If you are new to Java I can understand your confusion. It really took me a while to get some grip of different protection levels. It is not anyone elses job to do your homework, but I will give you some links and explanation to start with and hopefully you will feel confident enough to try start coding. :)

Java is both a name-equivalence language and a name-equivalence environment. This means that things with the same name are seen as the same. If you have two classes with the same name but different implementations Java will not be able to tell them apart. In such a case, which class that will be used depends on the order in which the class files are encountered.

If you do not declare that your class belongs to a specific package it will automatically belong to a default unnamed package. Belonging to an unnamed package increases the possibility for classes with equal names to be mixed up. That is a good reason to start using packages already from the beginning. That is also a way to impress ones teacher. :)

Here you can read a bit about naming conventions:
http://www.oracle.com/technetwork/java/codeconventions-135099.html

Here you can read about classes and access controll of fields and methods.
http://download.oracle.com/javase/tutorial/java/javaOO/index.html

A top level class labeled as public is visible to all classes everywhere.
A top level class that has no label is visible only within its own package.

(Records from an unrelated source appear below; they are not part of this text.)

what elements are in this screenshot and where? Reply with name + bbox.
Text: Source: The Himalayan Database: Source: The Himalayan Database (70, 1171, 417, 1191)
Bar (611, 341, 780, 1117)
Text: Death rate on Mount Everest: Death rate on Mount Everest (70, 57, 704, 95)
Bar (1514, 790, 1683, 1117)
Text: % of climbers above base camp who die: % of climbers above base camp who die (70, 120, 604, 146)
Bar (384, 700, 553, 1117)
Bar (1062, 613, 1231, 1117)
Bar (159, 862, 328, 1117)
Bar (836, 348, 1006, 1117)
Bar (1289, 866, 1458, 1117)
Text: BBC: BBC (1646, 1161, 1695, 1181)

The same options applies to interfaces.

If an interface is labeled as public, then all its field and methods can be accessed as public.
If an interface is not labeled then all its field and methods can only be accessed inside the package the interface belongs to.

Fields and methods (in a class) that are labeled as private can only be accessed in their own class.
Fields and methods (in a class) that are not labeled at all can only be accessed in their own class and other classes inside the package the class belongs to.
Fields and methods (in a class) that are labeled as protected can only be accessed in their own class, other classes inside the package the class belongs to and subclasses to their own class inside other packages.
Fields and methods (in a class) that are labeled as public can be accessed from all classes everywhere.